PB: (p.223) The ground cherries rustled in their paper shells as Polly tossed them into the five-pound lard bucket beside her. Their first fall in the Salmon Canyon, she had only had the cherries and wild thimbleberries, huckleberries, and blackberries to can. But each year, as her garden expanded and the trees she had planted in her orchard matured, her harvest had increased, and by the time the first snow fell on this, their fourth winter, the shelves that lined her root cellar would be crammed with bottled bear cracklings, plum butter, canned peaches, apricots, garden truck, venison, and grouse.

In addition to fruits and vegetables, she grew her own wheat and ground her own flour to make bread. The single cow and the hens provided all their dairy needs and she rendered her own grease and made soap from the occasional bear Charlie shot.

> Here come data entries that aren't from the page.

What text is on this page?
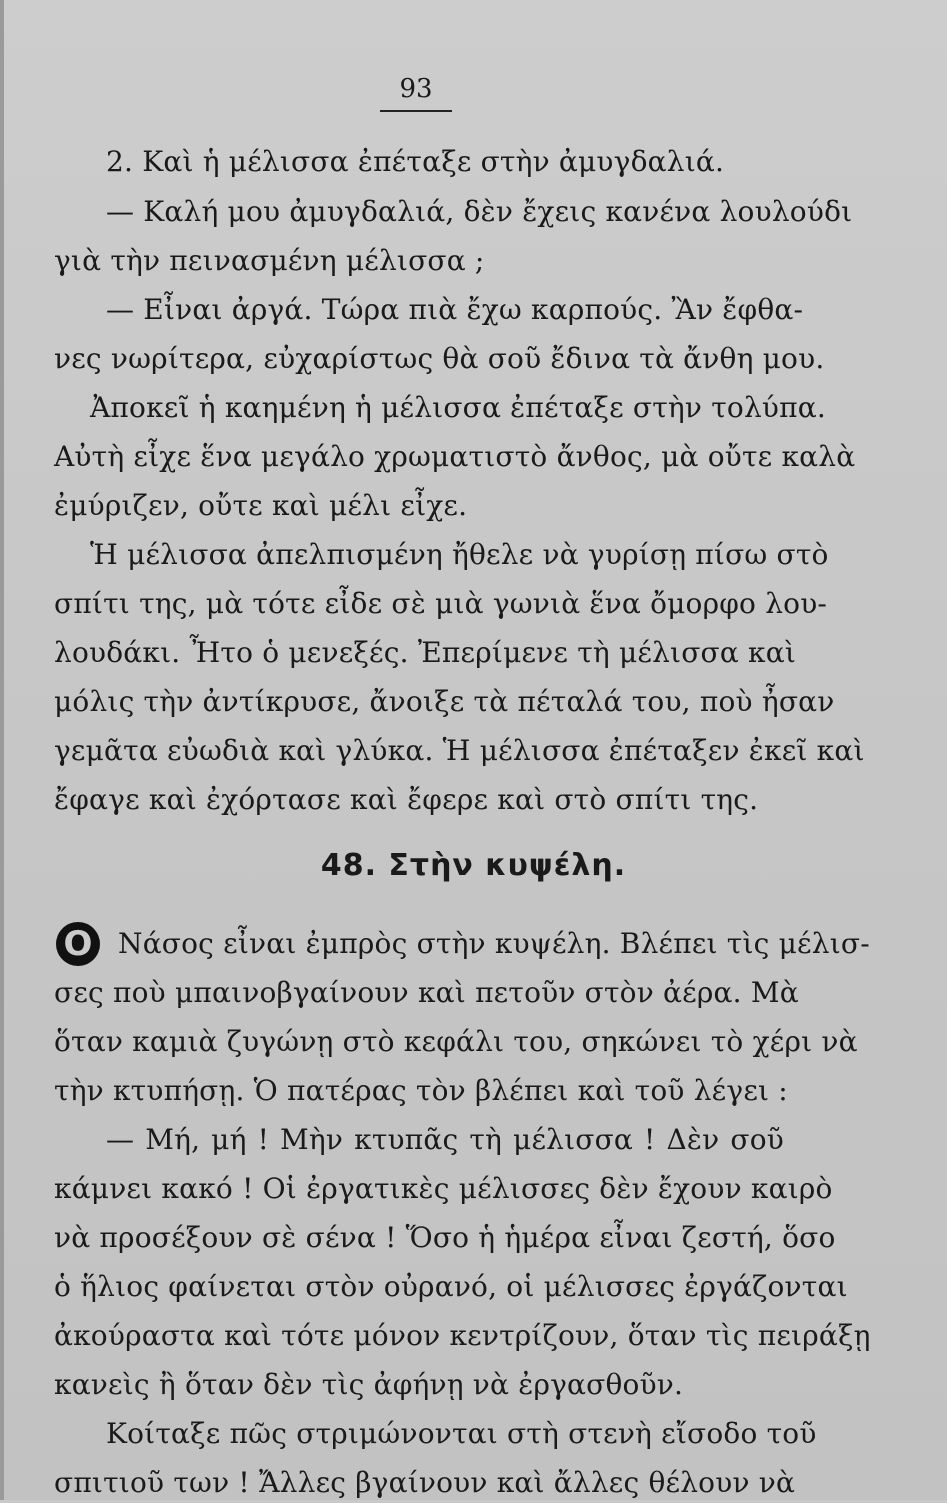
93
2. Καὶ ἡ μέλισσα ἐπέταξε στὴν ἀμυγδαλιά.
— Καλή μου ἀμυγδαλιά, δὲν ἔχεις κανένα λουλούδι
γιὰ τὴν πεινασμένη μέλισσα ;
— Εἶναι ἀργά. Τώρα πιὰ ἔχω καρπούς. Ἂν ἔφθα-
νες νωρίτερα, εὐχαρίστως θὰ σοῦ ἔδινα τὰ ἄνθη μου.
Ἀποκεῖ ἡ καημένη ἡ μέλισσα ἐπέταξε στὴν τολύπα.
Αὐτὴ εἶχε ἕνα μεγάλο χρωματιστὸ ἄνθος, μὰ οὔτε καλὰ
ἐμύριζεν, οὔτε καὶ μέλι εἶχε.
Ἡ μέλισσα ἀπελπισμένη ἤθελε νὰ γυρίσῃ πίσω στὸ
σπίτι της, μὰ τότε εἶδε σὲ μιὰ γωνιὰ ἕνα ὄμορφο λου-
λουδάκι. Ἦτο ὁ μενεξές. Ἐπερίμενε τὴ μέλισσα καὶ
μόλις τὴν ἀντίκρυσε, ἄνοιξε τὰ πέταλά του, ποὺ ἦσαν
γεμᾶτα εὐωδιὰ καὶ γλύκα. Ἡ μέλισσα ἐπέταξεν ἐκεῖ καὶ
ἔφαγε καὶ ἐχόρτασε καὶ ἔφερε καὶ στὸ σπίτι της.
48. Στὴν κυψέλη.
Ο Νάσος εἶναι ἐμπρὸς στὴν κυψέλη. Βλέπει τὶς μέλισ-
σες ποὺ μπαινοβγαίνουν καὶ πετοῦν στὸν ἀέρα. Μὰ
ὅταν καμιὰ ζυγώνῃ στὸ κεφάλι του, σηκώνει τὸ χέρι νὰ
τὴν κτυπήσῃ. Ὁ πατέρας τὸν βλέπει καὶ τοῦ λέγει :
— Μή, μή ! Μὴν κτυπᾶς τὴ μέλισσα ! Δὲν σοῦ
κάμνει κακό ! Οἱ ἐργατικὲς μέλισσες δὲν ἔχουν καιρὸ
νὰ προσέξουν σὲ σένα ! Ὅσο ἡ ἡμέρα εἶναι ζεστή, ὅσο
ὁ ἥλιος φαίνεται στὸν οὐρανό, οἱ μέλισσες ἐργάζονται
ἀκούραστα καὶ τότε μόνον κεντρίζουν, ὅταν τὶς πειράξῃ
κανεὶς ἢ ὅταν δὲν τὶς ἀφήνῃ νὰ ἐργασθοῦν.
Κοίταξε πῶς στριμώνονται στὴ στενὴ εἴσοδο τοῦ
σπιτιοῦ των ! Ἄλλες βγαίνουν καὶ ἄλλες θέλουν νὰ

During the spring, summer, and fall, there were only the occasional prospectors and adventurers Charlie ferried across the river. But in the winter, when the river froze over with huge chunks of ice, ranchers and old friends from Warrens would come. They would stay up all night, getting caught up on news, retelling old stories, playing poker, eating, and drinking whiskey made from her own rye and hops. Then Charlie would bring out his fiddle, and there would be singing and sometimes dancing, and for days, their snug, two-storied log cabin would fairly shake from all the laughter and foot stomping.